A contract should include a detailed job description. This enables the company and employee to clarify the employee’s responsibilities and company’s objectives. Specifying the employee’s job title and identifying to whom or to what department the employee will report directly can avoid much confusion and frustration.
Employee compensation comes in many forms, including salary, incentives, bonuses, benefits (such as health and life insurance), paid time off, reimbursement of specified expenses, and perquisites (use of a company car or tuition for continuing education).
Companies hire employees to help earn or save money, either directly or indirectly. Well-crafted performance bonuses can reward an individual and help the company. Warren Buffett has long-favored bonuses over options, in part, because bonuses can be tailored to a worker’s specific performance rather than company-wide performance. This is not the whole story, though.
In “Out of the Crisis,” W.E. Deming noted that a worker’s performance is dependent upon a combination of forces-many of which are not within his control. In “Juran on Leadership for Quality,” Joseph M. Juran cautioned against suboptimization, the urge for departments (or individuals) to subordinate a company’s goals to their own. Companies and executives must think carefully about what to reward and how to measure it. They may decide to revisit or renegotiate this issue later if the job or business environment changes or when they better understand the job dynamics and develop new ideas to earn and save money.

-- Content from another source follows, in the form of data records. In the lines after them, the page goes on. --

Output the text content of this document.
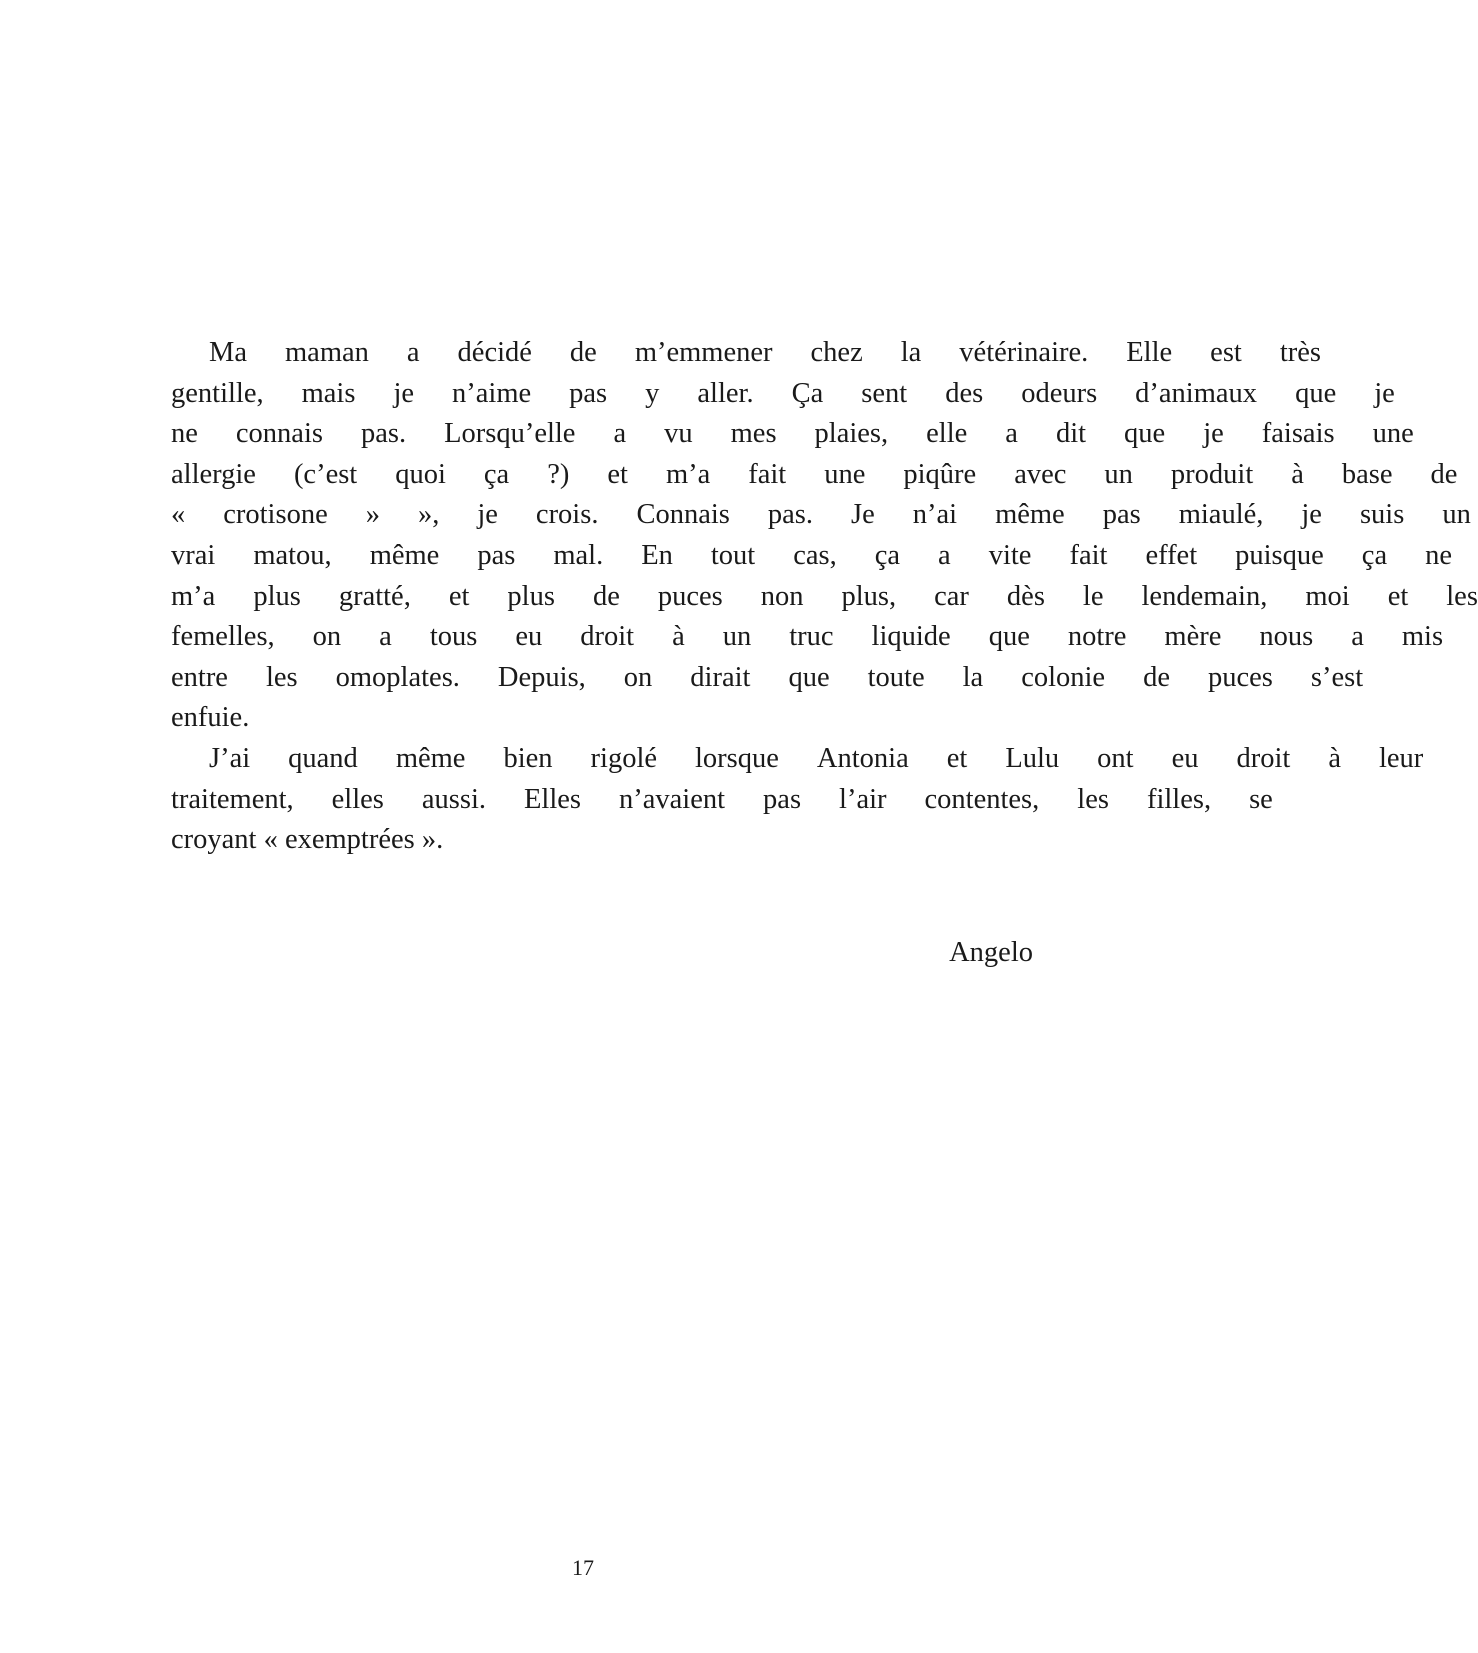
Ma	maman	a	décidé	de	m’emmener	chez	la	vétérinaire.	Elle	est	très
gentille,	mais	je	n’aime	pas	y	aller.	Ça	sent	des	odeurs	d’animaux	que	je
ne	connais	pas.	Lorsqu’elle	a	vu	mes	plaies,	elle	a	dit	que	je	faisais	une
allergie	(c’est	quoi	ça	?)	et	m’a	fait	une	piqûre	avec	un	produit	à	base	de
«	crotisone	»	»,	je	crois.	Connais	pas.	Je	n’ai	même	pas	miaulé,	je	suis	un
vrai	matou,	même	pas	mal.	En	tout	cas,	ça	a	vite	fait	effet	puisque	ça	ne
m’a	plus	gratté,	et	plus	de	puces	non	plus,	car	dès	le	lendemain,	moi	et	les
femelles,	on	a	tous	eu	droit	à	un	truc	liquide	que	notre	mère	nous	a	mis
entre	les	omoplates.	Depuis,	on	dirait	que	toute	la	colonie	de	puces	s’est
enfuie.
J’ai	quand	même	bien	rigolé	lorsque	Antonia	et	Lulu	ont	eu	droit	à	leur
traitement,	elles	aussi.	Elles	n’avaient	pas	l’air	contentes,	les	filles,	se
croyant « exemptrées ».
Angelo
17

Relationships end. Employees may resign, be fired, become disabled, or die. Contracts can define termination “for cause” and disability. They can protect employees from having their responsibilities changed too drastically or against relocation to a distant outpost where they never expected to go. They can address severance pay and compensation for accrued paid time off. They can create a mechanism to notify one another of immaterial breaches, giving the counterparty an opportunity to cure the breach through corrective action.

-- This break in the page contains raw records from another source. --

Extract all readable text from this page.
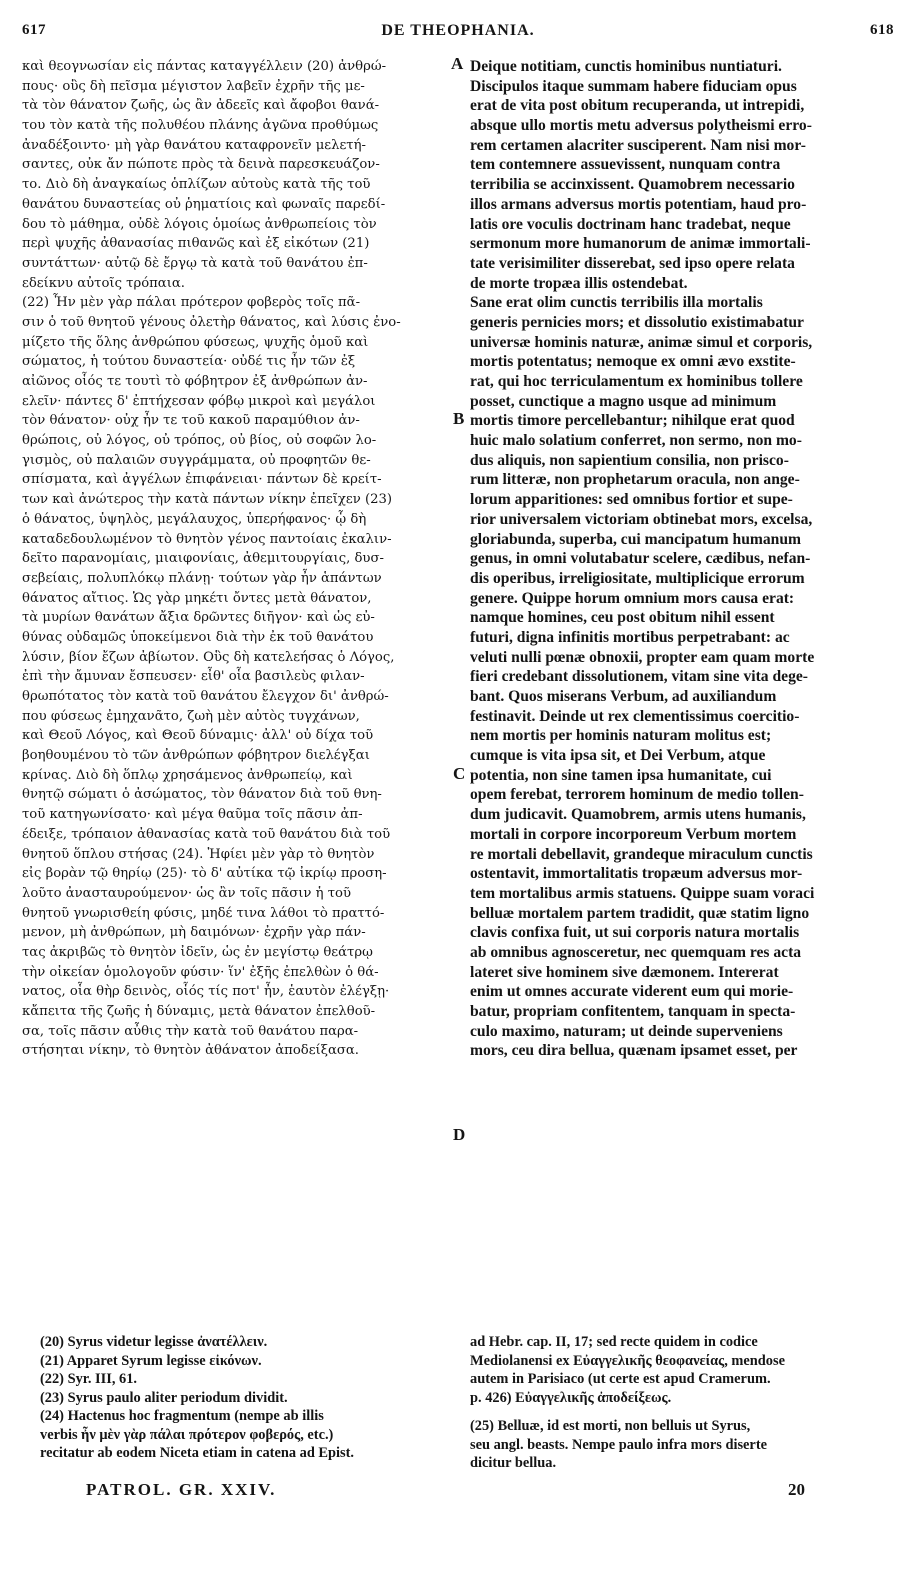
617	DE THEOPHANIA.	618
καὶ θεογνωσίαν εἰς πάντας καταγγέλλειν (20) ἀνθρώ-
πους· οὓς δὴ πεῖσμα μέγιστον λαβεῖν ἐχρῆν τῆς με-
τὰ τὸν θάνατον ζωῆς, ὡς ἂν ἀδεεῖς καὶ ἄφοβοι θανά-
του τὸν κατὰ τῆς πολυθέου πλάνης ἀγῶνα προθύμως
ἀναδέξοιντο· μὴ γὰρ θανάτου καταφρονεῖν μελετή-
σαντες, οὐκ ἄν πώποτε πρὸς τὰ δεινὰ παρεσκευάζον-
το. Διὸ δὴ ἀναγκαίως ὁπλίζων αὐτοὺς κατὰ τῆς τοῦ
θανάτου δυναστείας οὐ ῥηματίοις καὶ φωναῖς παρεδί-
δου τὸ μάθημα, οὐδὲ λόγοις ὁμοίως ἀνθρωπείοις τὸν
περὶ ψυχῆς ἀθανασίας πιθανῶς καὶ ἐξ εἰκότων (21)
συντάττων· αὐτῷ δὲ ἔργῳ τὰ κατὰ τοῦ θανάτου ἐπ-
εδείκνυ αὐτοῖς τρόπαια.
(22) Ἦν μὲν γὰρ πάλαι πρότερον φοβερὸς τοῖς πᾶ-
σιν ὁ τοῦ θνητοῦ γένους ὀλετὴρ θάνατος, καὶ λύσις ἐνο-
μίζετο τῆς ὅλης ἀνθρώπου φύσεως, ψυχῆς ὁμοῦ καὶ
σώματος, ἡ τούτου δυναστεία· οὐδέ τις ἦν τῶν ἐξ
αἰῶνος οἷός τε τουτὶ τὸ φόβητρον ἐξ ἀνθρώπων ἀν-
ελεῖν· πάντες δ' ἐπτήχεσαν φόβῳ μικροὶ καὶ μεγάλοι
τὸν θάνατον· οὐχ ἦν τε τοῦ κακοῦ παραμύθιον ἀν-
θρώποις, οὐ λόγος, οὐ τρόπος, οὐ βίος, οὐ σοφῶν λο-
γισμὸς, οὐ παλαιῶν συγγράμματα, οὐ προφητῶν θε-
σπίσματα, καὶ ἀγγέλων ἐπιφάνειαι· πάντων δὲ κρείτ-
των καὶ ἀνώτερος τὴν κατὰ πάντων νίκην ἐπεῖχεν (23)
ὁ θάνατος, ὑψηλὸς, μεγάλαυχος, ὑπερήφανος· ᾧ δὴ
καταδεδουλωμένον τὸ θνητὸν γένος παντοίαις ἐκαλιν-
δεῖτο παρανομίαις, μιαιφονίαις, ἀθεμιτουργίαις, δυσ-
σεβείαις, πολυπλόκῳ πλάνῃ· τούτων γὰρ ἦν ἁπάντων
θάνατος αἴτιος. Ὡς γὰρ μηκέτι ὄντες μετὰ θάνατον,
τὰ μυρίων θανάτων ἄξια δρῶντες διῆγον· καὶ ὡς εὐ-
θύνας οὐδαμῶς ὑποκείμενοι διὰ τὴν ἐκ τοῦ θανάτου
λύσιν, βίον ἔζων ἀβίωτον. Οὓς δὴ κατελεήσας ὁ Λόγος,
ἐπὶ τὴν ἄμυναν ἔσπευσεν· εἶθ' οἷα βασιλεὺς φιλαν-
θρωπότατος τὸν κατὰ τοῦ θανάτου ἔλεγχον δι' ἀνθρώ-
που φύσεως ἐμηχανᾶτο, ζωὴ μὲν αὐτὸς τυγχάνων,
καὶ Θεοῦ Λόγος, καὶ Θεοῦ δύναμις· ἀλλ' οὐ δίχα τοῦ
βοηθουμένου τὸ τῶν ἀνθρώπων φόβητρον διελέγξαι
κρίνας. Διὸ δὴ ὅπλῳ χρησάμενος ἀνθρωπείῳ, καὶ
θνητῷ σώματι ὁ ἀσώματος, τὸν θάνατον διὰ τοῦ θνη-
τοῦ κατηγωνίσατο· καὶ μέγα θαῦμα τοῖς πᾶσιν ἀπ-
έδειξε, τρόπαιον ἀθανασίας κατὰ τοῦ θανάτου διὰ τοῦ
θνητοῦ ὅπλου στήσας (24). Ἠφίει μὲν γὰρ τὸ θνητὸν
εἰς βορὰν τῷ θηρίῳ (25)· τὸ δ' αὐτίκα τῷ ἰκρίῳ προση-
λοῦτο ἀνασταυρούμενον· ὡς ἂν τοῖς πᾶσιν ἡ τοῦ
θνητοῦ γνωρισθείη φύσις, μηδέ τινα λάθοι τὸ πραττό-
μενον, μὴ ἀνθρώπων, μὴ δαιμόνων· ἐχρῆν γὰρ πάν-
τας ἀκριβῶς τὸ θνητὸν ἰδεῖν, ὡς ἐν μεγίστῳ θεάτρῳ
τὴν οἰκείαν ὁμολογοῦν φύσιν· ἵν' ἐξῆς ἐπελθὼν ὁ θά-
νατος, οἷα θὴρ δεινὸς, οἷός τίς ποτ' ἦν, ἑαυτὸν ἐλέγξῃ·
κἄπειτα τῆς ζωῆς ἡ δύναμις, μετὰ θάνατον ἐπελθοῦ-
σα, τοῖς πᾶσιν αὖθις τὴν κατὰ τοῦ θανάτου παρα-
στήσηται νίκην, τὸ θνητὸν ἀθάνατον ἀποδείξασα.
Deique notitiam, cunctis hominibus nuntiaturi.
Discipulos itaque summam habere fiduciam opus
erat de vita post obitum recuperanda, ut intrepidi,
absque ullo mortis metu adversus polytheismi erro-
rem certamen alacriter susciperent. Nam nisi mor-
tem contemnere assuevissent, nunquam contra
terribilia se accinxissent. Quamobrem necessario
illos armans adversus mortis potentiam, haud pro-
latis ore voculis doctrinam hanc tradebat, neque
sermonum more humanorum de animæ immortali-
tate verisimiliter disserebat, sed ipso opere relata
de morte tropæa illis ostendebat.
Sane erat olim cunctis terribilis illa mortalis
generis pernicies mors; et dissolutio existimabatur
universæ hominis naturæ, animæ simul et corporis,
mortis potentatus; nemoque ex omni ævo exstite-
rat, qui hoc terriculamentum ex hominibus tollere
posset, cunctique a magno usque ad minimum
mortis timore percellebantur; nihilque erat quod
huic malo solatium conferret, non sermo, non mo-
dus aliquis, non sapientium consilia, non prisco-
rum litteræ, non prophetarum oracula, non ange-
lorum apparitiones: sed omnibus fortior et supe-
rior universalem victoriam obtinebat mors, excelsa,
gloriabunda, superba, cui mancipatum humanum
genus, in omni volutabatur scelere, cædibus, nefan-
dis operibus, irreligiositate, multiplicique errorum
genere. Quippe horum omnium mors causa erat:
namque homines, ceu post obitum nihil essent
futuri, digna infinitis mortibus perpetrabant: ac
veluti nulli pœnæ obnoxii, propter eam quam morte
fieri credebant dissolutionem, vitam sine vita dege-
bant. Quos miserans Verbum, ad auxiliandum
festinavit. Deinde ut rex clementissimus coercitio-
nem mortis per hominis naturam molitus est;
cumque is vita ipsa sit, et Dei Verbum, atque
potentia, non sine tamen ipsa humanitate, cui
opem ferebat, terrorem hominum de medio tollen-
dum judicavit. Quamobrem, armis utens humanis,
mortali in corpore incorporeum Verbum mortem
re mortali debellavit, grandeque miraculum cunctis
ostentavit, immortalitatis tropæum adversus mor-
tem mortalibus armis statuens. Quippe suam voraci
belluæ mortalem partem tradidit, quæ statim ligno
clavis confixa fuit, ut sui corporis natura mortalis
ab omnibus agnosceretur, nec quemquam res acta
lateret sive hominem sive dæmonem. Intererat
enim ut omnes accurate viderent eum qui morie-
batur, propriam confitentem, tanquam in specta-
culo maximo, naturam; ut deinde superveniens
mors, ceu dira bellua, quænam ipsamet esset, per
A
B
C
D
(20) Syrus videtur legisse ἀνατέλλειν.
(21) Apparet Syrum legisse εἰκόνων.
(22) Syr. III, 61.
(23) Syrus paulo aliter periodum dividit.
(24) Hactenus hoc fragmentum (nempe ab illis
verbis ἦν μὲν γὰρ πάλαι πρότερον φοβερός, etc.)
recitatur ab eodem Niceta etiam in catena ad Epist.
ad Hebr. cap. II, 17; sed recte quidem in codice
Mediolanensi ex Εὐαγγελικῆς θεοφανείας, mendose
autem in Parisiaco (ut certe est apud Cramerum.
p. 426) Εὐαγγελικῆς ἀποδείξεως.
(25) Belluæ, id est morti, non belluis ut Syrus,
seu angl. beasts. Nempe paulo infra mors diserte
dicitur bellua.
PATROL. GR. XXIV.	20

Disputes and grievances can be resolved cost-effectively and confidentially through the use of alternative dispute resolution (ADR) rather than litigation. Mediation gives the parties the best chance to preserve their working relationship. If that fails, an arbitration clause will enable the parties to resolve the dispute without it becoming a matter of public record parked in expensive, plodding, never-ending litigation.
Contracts vary depending on the parties’ needs, but a thoughtful negotiation process will try to anticipate problems and prevent them from occurring. Thus, parties should treat employment contracts as effective tools to clarify and incentivize performance and achieve mutual gain.
Editor’s note: This column does not constitute legal advice.